Unlike cancer cells, normal cells cannot tolerate chromosome segregation errors. Research led by the late Angelika Amon of the Massachusetts Institute of Technology (MIT) had found that aneuploidy is associated with multiple cellular defects, such as metabolic disorders and mitochondrial dysfunction, as well as cellular stress responses induced by protein folding errors. Indeed, the body has evolved multiple mechanisms that can eventually clear aneuploid cells. Duan Compton and others at the Geisel School of Medicine at Dartmouth found that in response to chromosome segregation errors, normal cells rapidly activate the tumor suppressor p53, which stops cell division and prevents the spread of aneuploid cells. These important protective mechanisms are designed to maintain the integrity of the genome, and generally with them, the genome is fine. But in cancer cells, these lines of defense are breached. Therefore, understanding how tumor cells respond to CIN may shed light on the treatment of cancer.

The academic community has shown increasing interest in the mechanisms by which tumor cells tolerate CIN. Recently, several groups have identified, through genetic screens, a number of genes and some cellular activities that are indispensable for tumor cells with high levels of CIN and whose absence is lethal. One of them is the kinesin Kif18a, which plays a role during mitosis, during chromosome movement. For cancer cells with CIN, the Kif18a protein is essential for cell division, but not for cancer cells without CIN. Interestingly, if a mouse lacks a functional Kif18a protein, it can still survive, but exhibits only minor defects. This kinesin could then potentially be a safe and effective therapeutic target. There is now a phase I clinical trial testing the efficacy of Kif18a inhibitors in patients with advanced cancer.

Several other groups are exploring alternative therapeutic strategies, namely, inhibition of targets that allow tumor cells to overcome chronic inflammation. For example, the ENPP1 protein, which was initially identified by Timothy Mitchison at Harvard Medical School and Lingyin Li at Stanford University (also at Harvard at the time), was later found by our group to be selectively upregulated in chromosomally unstable cancer cells.
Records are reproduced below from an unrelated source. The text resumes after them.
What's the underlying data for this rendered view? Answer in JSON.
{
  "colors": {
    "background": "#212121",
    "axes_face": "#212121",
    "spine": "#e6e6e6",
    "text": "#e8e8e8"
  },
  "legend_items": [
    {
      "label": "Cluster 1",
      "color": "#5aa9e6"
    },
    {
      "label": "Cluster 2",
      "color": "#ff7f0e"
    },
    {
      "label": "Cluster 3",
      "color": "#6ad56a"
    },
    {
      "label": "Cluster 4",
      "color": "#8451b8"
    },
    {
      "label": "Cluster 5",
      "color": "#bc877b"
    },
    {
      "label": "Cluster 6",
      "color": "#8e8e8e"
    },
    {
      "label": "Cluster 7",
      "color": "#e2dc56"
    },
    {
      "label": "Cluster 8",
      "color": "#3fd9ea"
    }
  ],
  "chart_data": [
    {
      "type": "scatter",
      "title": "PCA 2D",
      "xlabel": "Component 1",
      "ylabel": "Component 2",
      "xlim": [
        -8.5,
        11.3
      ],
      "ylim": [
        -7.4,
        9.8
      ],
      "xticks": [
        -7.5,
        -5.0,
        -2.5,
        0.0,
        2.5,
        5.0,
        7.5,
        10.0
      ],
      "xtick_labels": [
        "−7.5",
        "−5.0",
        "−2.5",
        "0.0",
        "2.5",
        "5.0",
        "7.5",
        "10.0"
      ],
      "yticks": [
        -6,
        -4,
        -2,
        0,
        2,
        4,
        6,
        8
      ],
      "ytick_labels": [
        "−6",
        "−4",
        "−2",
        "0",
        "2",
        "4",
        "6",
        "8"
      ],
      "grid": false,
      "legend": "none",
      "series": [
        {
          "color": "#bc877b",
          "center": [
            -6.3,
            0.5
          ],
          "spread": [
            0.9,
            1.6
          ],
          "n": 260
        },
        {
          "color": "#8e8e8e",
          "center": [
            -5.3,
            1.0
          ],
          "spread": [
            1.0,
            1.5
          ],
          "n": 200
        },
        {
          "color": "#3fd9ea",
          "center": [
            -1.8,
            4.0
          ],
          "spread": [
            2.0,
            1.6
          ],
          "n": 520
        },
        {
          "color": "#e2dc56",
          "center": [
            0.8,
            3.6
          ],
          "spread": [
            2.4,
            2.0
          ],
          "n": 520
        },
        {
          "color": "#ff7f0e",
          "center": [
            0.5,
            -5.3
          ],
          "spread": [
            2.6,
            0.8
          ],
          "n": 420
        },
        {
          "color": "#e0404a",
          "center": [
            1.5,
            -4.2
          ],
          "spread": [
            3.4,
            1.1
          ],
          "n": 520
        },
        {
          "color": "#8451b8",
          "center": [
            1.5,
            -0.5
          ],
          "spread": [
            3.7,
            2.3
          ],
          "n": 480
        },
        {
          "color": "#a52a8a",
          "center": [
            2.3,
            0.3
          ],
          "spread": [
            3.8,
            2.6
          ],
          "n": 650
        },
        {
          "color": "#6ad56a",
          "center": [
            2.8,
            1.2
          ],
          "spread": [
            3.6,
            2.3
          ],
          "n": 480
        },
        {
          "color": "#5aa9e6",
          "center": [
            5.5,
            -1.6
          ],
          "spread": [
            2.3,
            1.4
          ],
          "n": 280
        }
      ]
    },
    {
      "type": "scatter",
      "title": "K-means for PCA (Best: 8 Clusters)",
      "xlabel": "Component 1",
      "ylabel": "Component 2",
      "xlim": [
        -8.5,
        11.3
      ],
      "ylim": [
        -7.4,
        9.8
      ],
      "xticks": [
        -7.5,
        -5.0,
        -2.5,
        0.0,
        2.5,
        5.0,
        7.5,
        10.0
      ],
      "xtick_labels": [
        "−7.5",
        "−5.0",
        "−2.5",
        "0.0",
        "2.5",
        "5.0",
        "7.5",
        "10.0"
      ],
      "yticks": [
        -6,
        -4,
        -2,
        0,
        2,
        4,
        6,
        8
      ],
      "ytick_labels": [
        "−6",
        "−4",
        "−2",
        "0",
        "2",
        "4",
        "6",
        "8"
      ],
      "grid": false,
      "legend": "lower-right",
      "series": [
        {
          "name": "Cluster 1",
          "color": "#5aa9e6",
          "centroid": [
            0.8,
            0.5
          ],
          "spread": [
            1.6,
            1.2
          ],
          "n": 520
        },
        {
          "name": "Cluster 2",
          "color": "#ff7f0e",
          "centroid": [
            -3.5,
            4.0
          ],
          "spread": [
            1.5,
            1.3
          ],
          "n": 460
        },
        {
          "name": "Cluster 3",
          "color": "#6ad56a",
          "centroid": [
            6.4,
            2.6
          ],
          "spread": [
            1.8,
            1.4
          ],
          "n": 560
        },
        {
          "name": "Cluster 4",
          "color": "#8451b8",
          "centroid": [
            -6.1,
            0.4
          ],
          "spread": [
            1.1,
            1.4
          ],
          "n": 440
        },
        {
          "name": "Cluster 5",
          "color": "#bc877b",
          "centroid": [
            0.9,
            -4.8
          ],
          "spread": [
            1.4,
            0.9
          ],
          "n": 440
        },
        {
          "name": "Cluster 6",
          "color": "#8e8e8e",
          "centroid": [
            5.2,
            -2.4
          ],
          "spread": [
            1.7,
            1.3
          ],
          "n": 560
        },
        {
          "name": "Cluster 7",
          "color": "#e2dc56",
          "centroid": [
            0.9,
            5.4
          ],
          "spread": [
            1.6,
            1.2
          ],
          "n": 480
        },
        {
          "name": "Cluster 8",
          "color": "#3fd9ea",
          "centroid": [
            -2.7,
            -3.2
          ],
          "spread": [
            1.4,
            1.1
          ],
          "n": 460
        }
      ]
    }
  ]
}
The degradation of extracellular cGAMP prevents immune cells from detecting cancer cells. cGAMP degradation also produces adenosine, which in turn exacerbates immune disorders and promotes cancer cell migration. We are impressed by the ability of cancer cells to turn enemies into friends and to appropriate the protective mechanisms of the immune system for their own use.

Volastra researchers are continuing to develop a deeper understanding of the biological mechanisms of CIN, which, combined with computational and genetic screening approaches, is slowly leading to the discovery of a number of cancer treatment strategies. The current top drug candidate targets the process of microtubule binding to chromosomes, which selectively kills chromosomally unstable cancer cells without injuring other cells. The drug is scheduled to be advanced to clinical trials in 2023. Other therapeutic strategies we are exploring include regulating spindle formation, altering the organization of chromosomes during cytokinesis, and harnessing the CIN-driven inflammatory response to fight cancer.

CIN is an attractive drug target because only cancer cells exhibit chromosomal instability, and then treatment for CIN can do no wrong - the holy grail of cancer therapy. The Holy Grail of cancer therapy. Over the past decade or so, the fields of cell biology, genomics, and cancer biology have become progressively intertwined, with interdisciplinary research approaches and collaborations between academia and industry leading to new discoveries. The ultimate goal of all this is to serve patients - like my patient whose tumor has metastasized to the brain, and others for whom the available treatment options are very limited.